WASHINGTON — The National Enquirer committed neither extortion nor blackmail by threatening to publish intimate photos of Amazon CEO Jeff Bezos, an attorney for the head of the tabloid’s parent company said Sunday.
Elkan Abromowitz, an attorney for American Media Inc. chief executive David Pecker, said on Sunday a “reliable source” well-known to Bezos and his mistress provided the story about the billionaire’s extramarital affair.
Bezos has said AMI threatened to publish the explicit photos of him unless he stopped investigating how the Enquirer obtained his private exchanges with his mistress, former TV anchor Lauren Sanchez, and publicly declare that the Enquirer’s coverage of him was not politically motivated. Bezos also owns The Washington Post.
Bezos’ investigators have suggested the Enquirer’s coverage of his affair was driven by dirty politics, and the high-profile clash has pitted the world’s richest man against the leader of America’s best-known tabloid, who is a strong backer of President Donald Trump. Trump has been highly critical of Bezos over his ownership of The Washington Post and Amazon, and the Post’s coverage of the White House.

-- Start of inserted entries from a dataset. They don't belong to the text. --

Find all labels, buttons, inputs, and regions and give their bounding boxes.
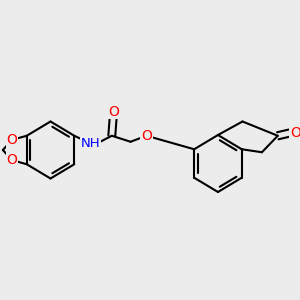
Text: O: O <box>7 133 17 147</box>
Text: O: O <box>108 105 119 119</box>
Text: O: O <box>141 129 152 143</box>
Text: O: O <box>290 126 300 140</box>
Text: O: O <box>7 153 17 167</box>
Text: NH: NH <box>80 137 100 150</box>
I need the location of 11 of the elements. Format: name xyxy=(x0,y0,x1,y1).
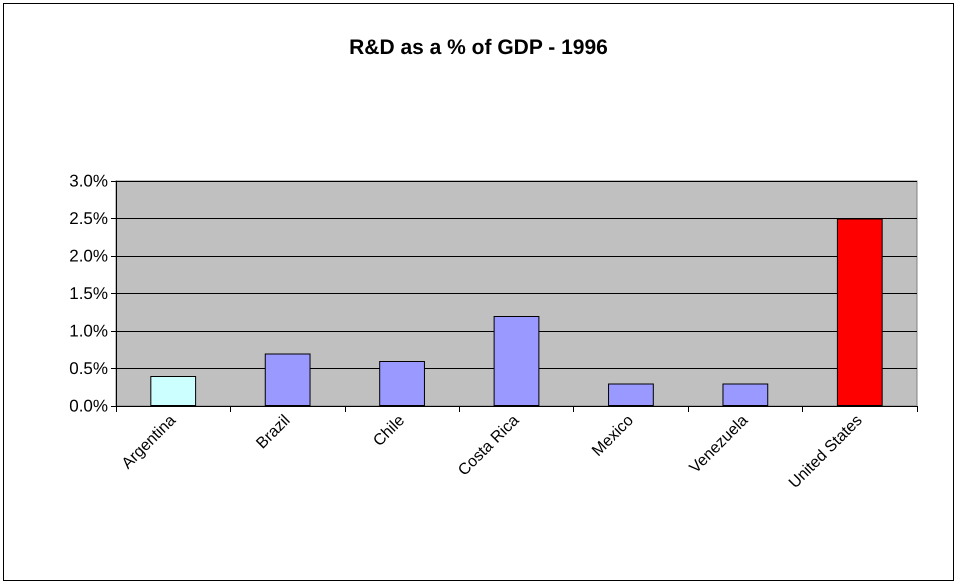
bar xyxy=(608,384,654,406)
y-tick-label: 2.0% xyxy=(69,246,108,266)
y-tick-label: 1.0% xyxy=(69,322,108,340)
y-tick-label: 0.5% xyxy=(69,359,108,378)
bar xyxy=(150,376,196,406)
bar xyxy=(722,384,768,406)
y-tick-label: 3.0% xyxy=(69,172,108,190)
y-tick-label: 2.5% xyxy=(69,209,108,228)
chart-title: R&D as a % of GDP - 1996 xyxy=(349,36,608,59)
y-tick-label: 1.5% xyxy=(69,284,108,303)
y-tick-label: 0.0% xyxy=(69,396,108,416)
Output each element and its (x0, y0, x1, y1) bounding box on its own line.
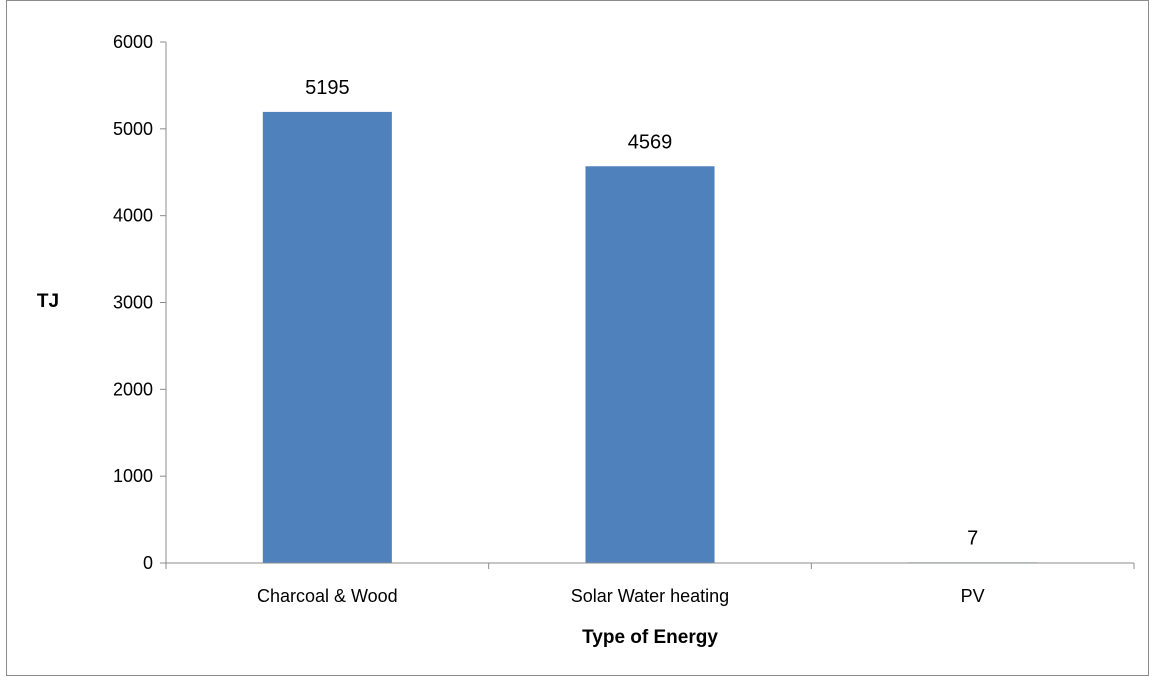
y-tick-label: 4000 (113, 206, 153, 226)
y-ticks-group: 0 1000 2000 3000 4000 5000 6000 (113, 32, 166, 573)
y-axis-title: TJ (37, 291, 59, 312)
x-ticks-group: Charcoal & Wood Solar Water heating PV (165, 563, 1135, 606)
y-tick-label: 5000 (113, 119, 153, 139)
bar (585, 166, 715, 564)
y-tick-label: 6000 (113, 32, 153, 52)
bar-chart: 0 1000 2000 3000 4000 5000 6000 Charcoal & Woo… (37, 32, 1135, 648)
x-axis-title: Type of Energy (582, 627, 718, 648)
x-tick-label: Solar Water heating (571, 586, 729, 606)
x-tick-label: Charcoal & Wood (257, 586, 398, 606)
y-tick-label: 0 (143, 553, 153, 573)
data-label: 4569 (628, 131, 673, 153)
data-label: 7 (967, 527, 978, 549)
chart-frame: 0 1000 2000 3000 4000 5000 6000 Charcoal & Woo… (6, 0, 1149, 676)
data-label: 5195 (305, 77, 350, 99)
x-tick-label: PV (961, 586, 985, 606)
bar (262, 111, 392, 564)
y-tick-label: 1000 (113, 466, 153, 486)
data-labels-group: 5195 4569 7 (305, 77, 978, 549)
y-tick-label: 3000 (113, 293, 153, 313)
y-tick-label: 2000 (113, 379, 153, 399)
bars-group (262, 111, 1038, 564)
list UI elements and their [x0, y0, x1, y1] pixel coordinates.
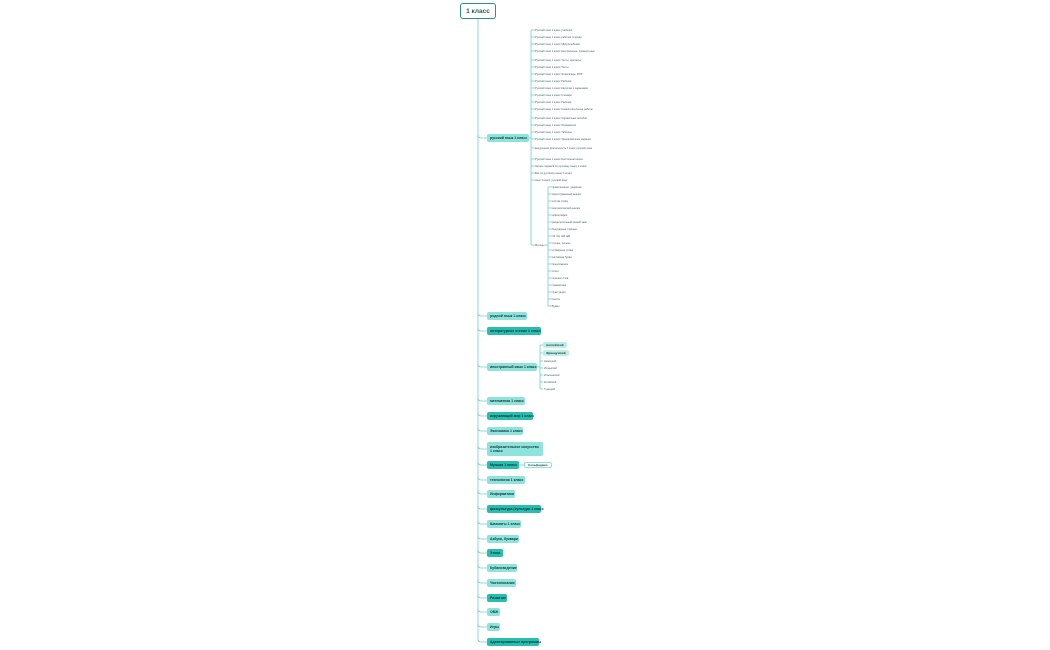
connector-branch	[477, 490, 487, 495]
russian-leaf-6[interactable]: Русский язык 1 класс Олимпиады, ВПР	[535, 72, 583, 76]
branch-node-20[interactable]: Адаптированные программы	[487, 638, 541, 646]
russian-leaf-14[interactable]: Русский язык 1 класс Таблицы	[535, 130, 572, 134]
misc-leaf-5[interactable]: разделительный мягкий знак	[552, 220, 587, 224]
russian-leaf-20[interactable]: язык 1 класс, русский язык	[535, 178, 568, 182]
russian-leaf-4[interactable]: Русский язык 1 класс Тесты, диктанты	[535, 58, 582, 62]
russian-leaf-12[interactable]: Русский язык 1 класс Справочные пособия	[535, 116, 587, 120]
branch-node-10[interactable]: Информатика	[487, 490, 515, 498]
foreign-leaf-1[interactable]: Испанский	[544, 366, 557, 370]
branch-node-15[interactable]: Кубановедение	[487, 564, 517, 572]
foreign-leaf-3[interactable]: Китайский	[544, 380, 557, 384]
connector-branch	[477, 564, 487, 569]
russian-leaf-8[interactable]: Русский язык 1 класс Карточки с заданиям…	[535, 86, 588, 90]
misc-leaf-12[interactable]: слоги	[552, 269, 559, 273]
russian-leaf-17[interactable]: Русский язык 1 класс Настольная книга	[535, 157, 583, 161]
branch-node-1[interactable]: родной язык 1 класс	[487, 312, 527, 320]
misc-leaf-6[interactable]: безударные гласные	[552, 227, 577, 231]
russian-leaf-9[interactable]: Русский язык 1 класс Словари	[535, 93, 572, 97]
music-child-node[interactable]: Сольфеджио	[524, 462, 552, 468]
misc-leaf-10[interactable]: заглавная буква	[552, 255, 572, 259]
connector-branch	[477, 594, 487, 599]
branch-node-6[interactable]: Экономика 1 класс	[487, 427, 523, 435]
branch-node-11[interactable]: физкультура (культура 1 класс	[487, 505, 544, 513]
russian-leaf-15[interactable]: Русский язык 1 класс Тренировочные задан…	[535, 137, 591, 141]
branch-node-18[interactable]: ОБЖ	[487, 608, 500, 616]
connector-branch	[477, 638, 487, 643]
misc-leaf-4[interactable]: орфография	[552, 213, 568, 217]
misc-leaf-0[interactable]: правописание, ударение	[552, 185, 582, 189]
foreign-leaf-4[interactable]: Турецкий	[544, 387, 556, 391]
connector-branch	[477, 461, 487, 466]
connector-branch	[477, 608, 487, 613]
russian-leaf-3[interactable]: Русский язык 1 класс Контрольные, провер…	[535, 49, 595, 53]
connector-branch	[477, 327, 487, 332]
russian-leaf-16[interactable]: внеурочная деятельность 1 класс русский …	[535, 146, 593, 150]
connector-branch	[477, 623, 487, 628]
connector-branch	[477, 427, 487, 432]
connector-branch	[477, 445, 487, 450]
misc-leaf-1[interactable]: звуко-буквенный анализ	[552, 192, 582, 196]
misc-leaf-9[interactable]: словарные слова	[552, 248, 574, 252]
connector-branch	[477, 535, 487, 540]
connector-branch	[477, 476, 487, 481]
branch-node-17[interactable]: Развитие	[487, 594, 507, 602]
russian-leaf-0[interactable]: Русский язык 1 класс учебники	[535, 28, 573, 32]
russian-leaf-1[interactable]: Русский язык 1 класс рабочие тетради	[535, 35, 582, 39]
misc-leaf-11[interactable]: предложение	[552, 262, 569, 266]
misc-leaf-7[interactable]: ЧК ЧН, ЖИ ШИ	[552, 234, 571, 238]
branch-node-9[interactable]: технология 1 класс	[487, 476, 525, 484]
connector-branch	[477, 397, 487, 402]
russian-leaf-5[interactable]: Русский язык 1 класс Тесты	[535, 65, 569, 69]
branch-node-16[interactable]: Чистописание	[487, 579, 516, 587]
foreign-leaf-0[interactable]: Немецкий	[544, 359, 557, 363]
misc-leaf-8[interactable]: чтение, письмо	[552, 241, 571, 245]
foreign-subnode-1[interactable]: Французский	[543, 350, 569, 356]
branch-node-5[interactable]: окружающий мир 1 класс	[487, 412, 534, 420]
misc-leaf-15[interactable]: пунктуация	[552, 290, 566, 294]
branch-node-2[interactable]: литературное чтение 1 класс	[487, 327, 541, 335]
branch-node-14[interactable]: Этика	[487, 549, 503, 557]
connector-branch	[477, 363, 487, 368]
russian-leaf-18[interactable]: Летние задания по русскому языку 1 класс	[535, 164, 587, 168]
branch-node-7[interactable]: изобразительное искусство 1 класс	[487, 442, 543, 456]
connector-branch	[477, 579, 487, 584]
misc-leaf-14[interactable]: грамматика	[552, 283, 567, 287]
connector-branch	[477, 505, 487, 510]
russian-leaf-19[interactable]: Все по русскому языку 1 класс	[535, 171, 572, 175]
foreign-subnode-0[interactable]: Английский	[543, 342, 567, 348]
branch-node-19[interactable]: Игры	[487, 623, 500, 631]
misc-leaf-2[interactable]: состав слова	[552, 199, 568, 203]
branch-node-0[interactable]: русский язык 1 класс	[487, 134, 529, 142]
russian-leaf-11[interactable]: Русский язык 1 класс Самостоятельные раб…	[535, 107, 593, 111]
misc-leaf-3[interactable]: синтаксический анализ	[552, 206, 581, 210]
connector-branch	[477, 412, 487, 417]
branch-node-4[interactable]: математика 1 класс	[487, 397, 525, 405]
foreign-leaf-2[interactable]: Итальянский	[544, 373, 560, 377]
misc-group-label[interactable]: Методы	[535, 243, 545, 247]
misc-leaf-13[interactable]: перенос слов	[552, 276, 569, 280]
connector-branch	[477, 312, 487, 317]
branch-node-12[interactable]: Шахматы 1 класс	[487, 520, 521, 528]
branch-node-8[interactable]: Музыка 1 класс	[487, 461, 519, 469]
russian-leaf-2[interactable]: Русский язык 1 класс ГДЗ решебники	[535, 42, 580, 46]
branch-node-13[interactable]: Азбука, буквари	[487, 535, 519, 543]
russian-leaf-7[interactable]: Русский язык 1 класс Рабочие	[535, 79, 572, 83]
russian-leaf-13[interactable]: Русский язык 1 класс Упражнения	[535, 123, 576, 127]
misc-leaf-16[interactable]: тексты	[552, 297, 561, 301]
connector-branch	[477, 134, 487, 139]
branch-node-3[interactable]: иностранный язык 1 класс	[487, 363, 537, 371]
root-node[interactable]: 1 класс	[460, 3, 496, 19]
connector-branch	[477, 520, 487, 525]
connector-branch	[477, 549, 487, 554]
misc-leaf-17[interactable]: Буквы	[552, 304, 560, 308]
russian-leaf-10[interactable]: Русский язык 1 класс Рабочие	[535, 100, 572, 104]
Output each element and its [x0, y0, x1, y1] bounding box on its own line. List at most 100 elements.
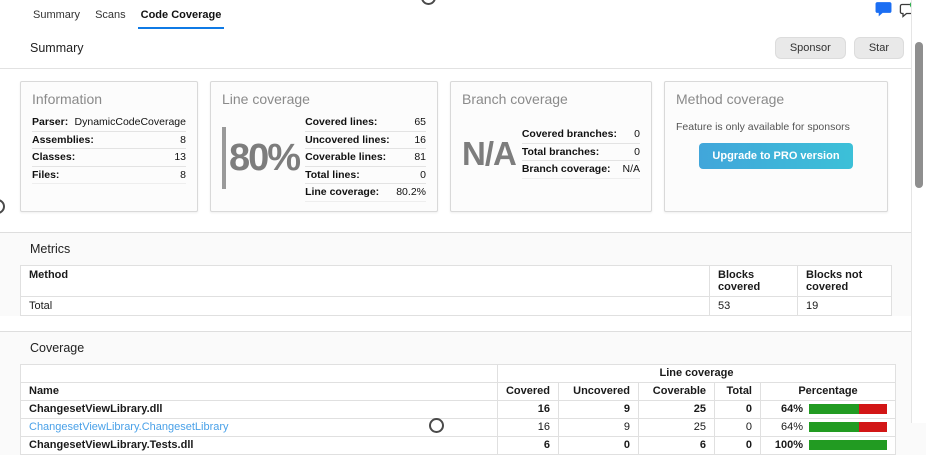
coverage-col-total: Total: [714, 381, 761, 401]
tab-summary[interactable]: Summary: [33, 9, 81, 21]
total-value: 0: [714, 417, 761, 437]
summary-section-title: Summary: [30, 41, 84, 55]
coverage-bar: [809, 422, 887, 432]
files-value: 8: [180, 168, 186, 181]
coverage-row-class-1: ChangesetViewLibrary.ChangesetLibrary 16…: [20, 417, 896, 437]
line-row-coverable: Coverable lines: 81: [305, 149, 426, 167]
covered-value: 6: [496, 435, 560, 455]
sponsor-note: Feature is only available for sponsors: [676, 121, 850, 133]
line-coverage-big-value-wrap: 80%: [222, 126, 301, 189]
total-value: 0: [714, 435, 761, 455]
line-coverage-group-header: Line coverage: [496, 363, 897, 383]
percentage-cell: 64%: [760, 399, 896, 419]
branch-coverage-value: N/A: [622, 163, 640, 175]
coverage-col-name: Name: [20, 381, 498, 401]
covered-lines-label: Covered lines:: [305, 116, 378, 128]
coverage-header-row: Name Covered Uncovered Coverable Total P…: [20, 381, 896, 401]
tab-code-coverage[interactable]: Code Coverage: [137, 9, 225, 29]
coverable-value: 25: [638, 399, 715, 419]
metrics-total-row: Total 53 19: [20, 295, 892, 316]
method-coverage-card-title: Method coverage: [676, 91, 785, 107]
coverage-row-assembly-2: ChangesetViewLibrary.Tests.dll 6 0 6 0 1…: [20, 435, 896, 455]
branch-row-total: Total branches: 0: [521, 144, 640, 161]
line-row-uncovered: Uncovered lines: 16: [305, 132, 426, 149]
total-value: 0: [714, 399, 761, 419]
coverage-table: Line coverage Name Covered Uncovered Cov…: [20, 363, 897, 455]
metrics-total-label: Total: [20, 295, 710, 316]
line-row-covered: Covered lines: 65: [305, 114, 426, 132]
branch-row-percentage: Branch coverage: N/A: [521, 161, 640, 179]
branch-coverage-big-value: N/A: [462, 134, 517, 172]
info-row-assemblies: Assemblies: 8: [32, 132, 186, 149]
coverable-value: 25: [638, 417, 715, 437]
metrics-header-row: Method Blocks covered Blocks not covered: [20, 264, 892, 297]
summary-header: Summary Sponsor Star: [0, 29, 926, 69]
assembly-name[interactable]: ChangesetViewLibrary.Tests.dll: [20, 435, 498, 455]
metrics-section: Metrics Method Blocks covered Blocks not…: [0, 231, 926, 316]
info-row-files: Files: 8: [32, 167, 186, 184]
method-coverage-card: Method coverage Feature is only availabl…: [664, 81, 888, 212]
tab-bar: Summary Scans Code Coverage: [0, 0, 926, 29]
line-coverage-big-value: 80%: [229, 136, 301, 179]
assemblies-label: Assemblies:: [32, 133, 94, 146]
info-row-parser: Parser: DynamicCodeCoverage: [32, 114, 186, 132]
branch-coverage-label: Branch coverage:: [521, 163, 611, 175]
metrics-col-blocks-covered: Blocks covered: [709, 264, 798, 297]
star-button[interactable]: Star: [853, 37, 904, 59]
upgrade-pro-button[interactable]: Upgrade to PRO version: [699, 143, 853, 169]
line-coverage-card-title: Line coverage: [222, 91, 310, 107]
sponsor-button[interactable]: Sponsor: [774, 37, 846, 59]
coverage-col-coverable: Coverable: [638, 381, 715, 401]
coverage-group-header-row: Line coverage: [20, 363, 897, 383]
coverable-value: 6: [638, 435, 715, 455]
metrics-total-blocks-covered: 53: [709, 295, 798, 316]
uncovered-value: 9: [558, 399, 639, 419]
coverable-lines-label: Coverable lines:: [305, 151, 387, 163]
total-branches-label: Total branches:: [521, 145, 600, 158]
line-coverage-card: Line coverage 80% Covered lines: 65 Unco…: [210, 81, 438, 212]
coverage-row-assembly-1: ChangesetViewLibrary.dll 16 9 25 0 64%: [20, 399, 896, 419]
covered-value: 16: [496, 399, 560, 419]
selection-handle-bottom: [429, 418, 444, 433]
metrics-col-method: Method: [20, 264, 710, 297]
total-branches-value: 0: [634, 145, 640, 158]
summary-cards: Information Parser: DynamicCodeCoverage …: [0, 69, 926, 232]
total-lines-value: 0: [420, 168, 426, 181]
branch-coverage-card-title: Branch coverage: [462, 91, 568, 107]
assemblies-value: 8: [180, 133, 186, 146]
classes-value: 13: [174, 151, 186, 163]
coverable-lines-value: 81: [414, 151, 426, 163]
metrics-section-title: Metrics: [30, 241, 71, 256]
classes-label: Classes:: [32, 151, 76, 163]
metrics-table: Method Blocks covered Blocks not covered…: [20, 264, 892, 316]
parser-label: Parser:: [32, 116, 69, 128]
coverage-col-percentage: Percentage: [760, 381, 896, 401]
coverage-col-uncovered: Uncovered: [558, 381, 639, 401]
coverage-section-title: Coverage: [30, 340, 85, 355]
line-row-percentage: Line coverage: 80.2%: [305, 184, 426, 202]
uncovered-lines-value: 16: [414, 133, 426, 146]
line-row-total: Total lines: 0: [305, 167, 426, 184]
tab-scans[interactable]: Scans: [95, 9, 126, 21]
class-name-link[interactable]: ChangesetViewLibrary.ChangesetLibrary: [20, 417, 498, 437]
coverage-bar: [809, 404, 887, 414]
total-lines-label: Total lines:: [305, 168, 360, 181]
covered-lines-value: 65: [414, 116, 426, 128]
vertical-scrollbar-track[interactable]: [911, 0, 926, 423]
coverage-section: Coverage Line coverage Name Covered Unco…: [0, 330, 926, 455]
percentage-value: 100%: [774, 439, 803, 451]
branch-row-covered: Covered branches: 0: [521, 126, 640, 144]
branch-coverage-card: Branch coverage N/A Covered branches: 0 …: [450, 81, 652, 212]
coverage-bar: [809, 440, 887, 450]
parser-value: DynamicCodeCoverage: [74, 116, 186, 128]
assembly-name[interactable]: ChangesetViewLibrary.dll: [20, 399, 498, 419]
chat-bubble-icon[interactable]: [875, 1, 892, 18]
metrics-total-blocks-not-covered: 19: [797, 295, 892, 316]
uncovered-value: 9: [558, 417, 639, 437]
metrics-col-blocks-not-covered: Blocks not covered: [797, 264, 892, 297]
line-coverage-value: 80.2%: [396, 186, 426, 198]
uncovered-value: 0: [558, 435, 639, 455]
coverage-col-covered: Covered: [496, 381, 560, 401]
vertical-scrollbar-thumb[interactable]: [915, 42, 923, 188]
uncovered-lines-label: Uncovered lines:: [305, 133, 390, 146]
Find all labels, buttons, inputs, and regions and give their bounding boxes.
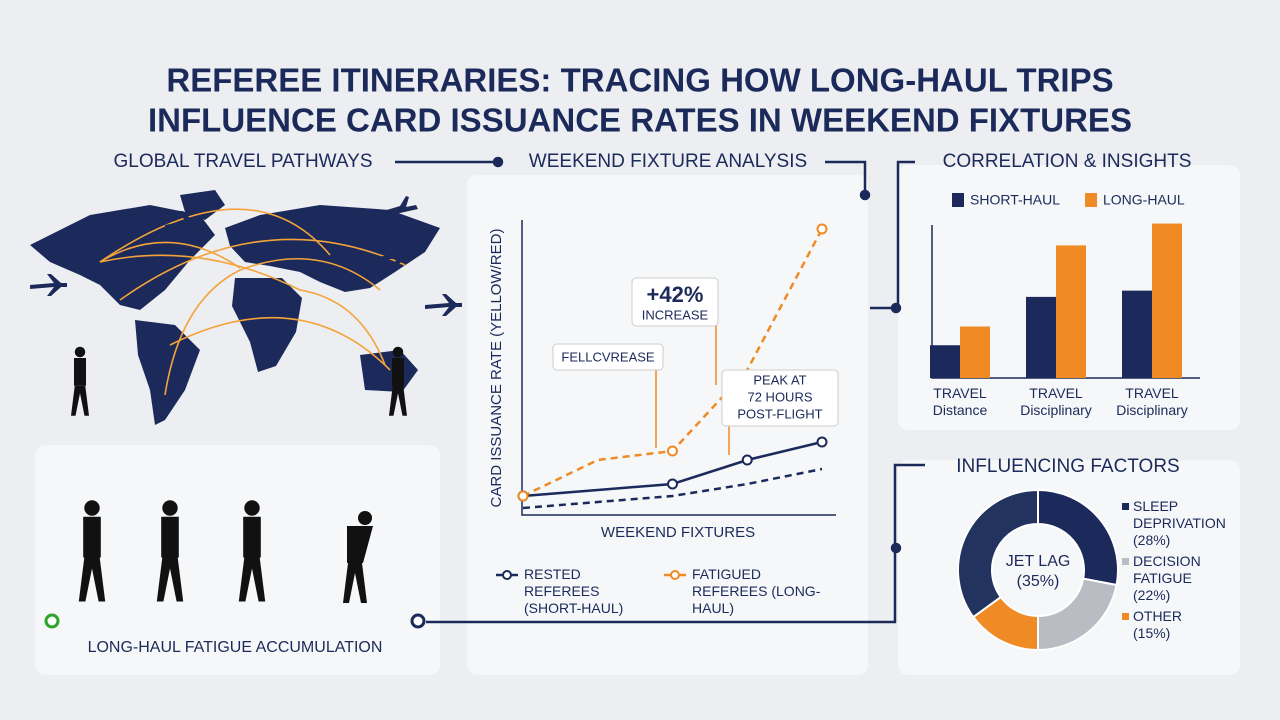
center-label: JET LAG (1006, 553, 1071, 570)
legend-swatch (952, 193, 964, 207)
fatigue-end (410, 613, 426, 629)
annotation: POST-FLIGHT (737, 406, 822, 421)
annotation-box (552, 343, 664, 371)
point (667, 478, 678, 490)
x-tick-label: TRAVEL Disciplinary (1116, 385, 1188, 418)
annotation: 72 HOURS (747, 389, 812, 404)
annotation: INCREASE (642, 307, 709, 322)
referee (71, 385, 89, 416)
referee (74, 346, 86, 358)
legend-label: RESTED REFEREES (SHORT-HAUL) (524, 566, 624, 616)
annotation-box (631, 277, 719, 327)
referee (238, 557, 266, 602)
axis (521, 220, 836, 516)
bar (930, 345, 960, 378)
referee (343, 563, 367, 603)
panel (35, 445, 440, 675)
y-axis-label: CARD ISSUANCE RATE (YELLOW/RED) (488, 229, 505, 508)
referee (84, 500, 100, 516)
center-label: (35%) (1017, 573, 1060, 590)
referee (392, 346, 404, 358)
planes (30, 196, 462, 316)
fatigue-start (44, 613, 60, 629)
legend-label: SLEEP DEPRIVATION (1133, 498, 1226, 531)
referee (161, 516, 179, 558)
annotation: PEAK AT (753, 372, 806, 387)
flight-paths (99, 208, 406, 396)
referee (389, 385, 407, 416)
legend-swatch (1085, 193, 1097, 207)
legend-value: (15%) (1133, 625, 1171, 641)
section-title: GLOBAL TRAVEL PATHWAYS (113, 151, 372, 172)
legend-swatch (1122, 558, 1129, 565)
bar (1122, 290, 1152, 378)
point (667, 445, 678, 457)
referee (156, 557, 184, 602)
title-line: REFEREE ITINERARIES: TRACING HOW LONG-HA… (166, 62, 1113, 99)
annotation-box (721, 369, 839, 427)
annotation: FELLCVREASE (561, 349, 655, 364)
connectors (395, 156, 925, 624)
referee (162, 500, 178, 516)
section-title: WEEKEND FIXTURE ANALYSIS (529, 151, 807, 172)
point (816, 223, 828, 235)
point (741, 454, 753, 466)
bar (960, 326, 990, 378)
legend-swatch (670, 570, 680, 580)
title-line: INFLUENCE CARD ISSUANCE RATES IN WEEKEND… (148, 102, 1132, 139)
referee (74, 358, 86, 386)
bar (1026, 296, 1056, 378)
referee (392, 358, 404, 386)
legend-label: FATIGUED REFEREES (LONG-HAUL) (692, 566, 821, 616)
legend-swatch (1122, 503, 1129, 510)
referee (244, 500, 260, 516)
referee (243, 516, 261, 558)
legend-swatch (1122, 613, 1129, 620)
bar (1056, 245, 1086, 378)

Federal prosecutors are looking into whether the Enquirer violated a cooperation and nonprosecution agreement that recently spared the gossip sheet from charges for paying hush money to a Playboy model who claimed she had an affair with Trump, two people familiar with the matter told The Associated Press on Friday. The people weren’t authorized to discuss the matter and spoke on condition of anonymity.
But asked during an interview with ABC’s “This Week” whether he was concerned the Bezos matter could jeopardize the noncooperation agreement, Abramowitz said: “Absolutely not.